The Tricycle Theatre in Kilburn had been due to screen at least 26 films as part of the event in November.
The theatre said it would not accept any funding from "any party to the current conflict". It has offered to use its own resources instead.
The festival (UKJFF) said the Tricycle's demands were "unacceptable".
The Tricycle has hosted the festival for the last eight years, but now the UKJFF said it was taking it elsewhere.
Stephen Margolis, chairman of the UKJFF, said the situation was "extremely saddening" and the theatre was looking to politicise the festival.
"We have always sought to convey a wide perspective on the conflicts in the Middle East and initiate open dialogue with our audiences and guest speakers, and the Israeli Embassy have always supported us in this," said Judy Ironside, the festival's executive director.
"The Tricycle have refused to take this into account in their decision."
Indhu Rubasingham, artistic director of the Tricycle, wrote in a statement posted on the theatre's website, that it has always welcomed the festival and wanted it to go ahead.
"However, given the situation in Israel and Gaza, we do not believe that the festival should accept funding from any party to the current conflict. For that reason, we asked the UK Jewish Film Festival to reconsider its sponsorship by the Israeli Embassy," she wrote.
"We also offered to replace that funding with money from our own resources.
"The Tricycle serves many communities and celebrates different cultures and through difficult, emotional times must aim for a place of political neutrality."
She added: "To be clear, at this moment, the Tricycle would not accept sponsorship from any government agency involved in the conflict."

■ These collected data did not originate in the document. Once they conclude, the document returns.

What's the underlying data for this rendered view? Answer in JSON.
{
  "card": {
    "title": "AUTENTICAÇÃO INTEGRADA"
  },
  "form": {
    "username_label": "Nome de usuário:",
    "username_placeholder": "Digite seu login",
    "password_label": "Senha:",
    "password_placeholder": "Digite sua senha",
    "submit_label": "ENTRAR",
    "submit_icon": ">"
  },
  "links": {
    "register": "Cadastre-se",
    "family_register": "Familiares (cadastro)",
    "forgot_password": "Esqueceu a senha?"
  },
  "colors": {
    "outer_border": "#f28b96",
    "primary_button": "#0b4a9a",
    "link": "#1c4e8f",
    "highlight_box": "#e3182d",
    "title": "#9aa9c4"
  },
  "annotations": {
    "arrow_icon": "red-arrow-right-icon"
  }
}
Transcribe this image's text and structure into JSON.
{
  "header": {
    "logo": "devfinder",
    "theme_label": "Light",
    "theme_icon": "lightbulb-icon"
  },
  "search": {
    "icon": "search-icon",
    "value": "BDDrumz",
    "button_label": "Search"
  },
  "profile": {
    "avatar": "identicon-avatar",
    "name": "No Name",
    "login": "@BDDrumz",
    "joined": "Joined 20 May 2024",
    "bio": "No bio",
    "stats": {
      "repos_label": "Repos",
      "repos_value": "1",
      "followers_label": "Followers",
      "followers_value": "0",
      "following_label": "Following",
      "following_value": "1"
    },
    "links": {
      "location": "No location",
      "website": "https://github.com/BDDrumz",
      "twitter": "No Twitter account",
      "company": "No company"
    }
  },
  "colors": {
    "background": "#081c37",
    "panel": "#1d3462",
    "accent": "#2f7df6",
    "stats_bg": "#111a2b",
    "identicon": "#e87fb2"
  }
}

The festival was backed by actress Maureen Lipman, who said: "The Tricycle have decided to punish Jewish people in the diaspora for one view of what is taking place in the Middle East and that is quite unacceptable."
But National Theatre director Nicholas Hytner backed the Tricycle's stance, saying the theatre could "not have made clearer" their commitment to Jewish culture.
"It is entirely understandable that they felt obliged to insist that no government agency should sponsor the festival," he said.
"The Tricycle serves a diverse community with a notably diverse repertoire and it has a clear responsibility to make no statement about the dispute that is behind the current conflict.
"It greatly saddens me that the UKJFF have unwisely politicised a celebration of Jewish culture and I deplore any misrepresentation of the Tricycle's position."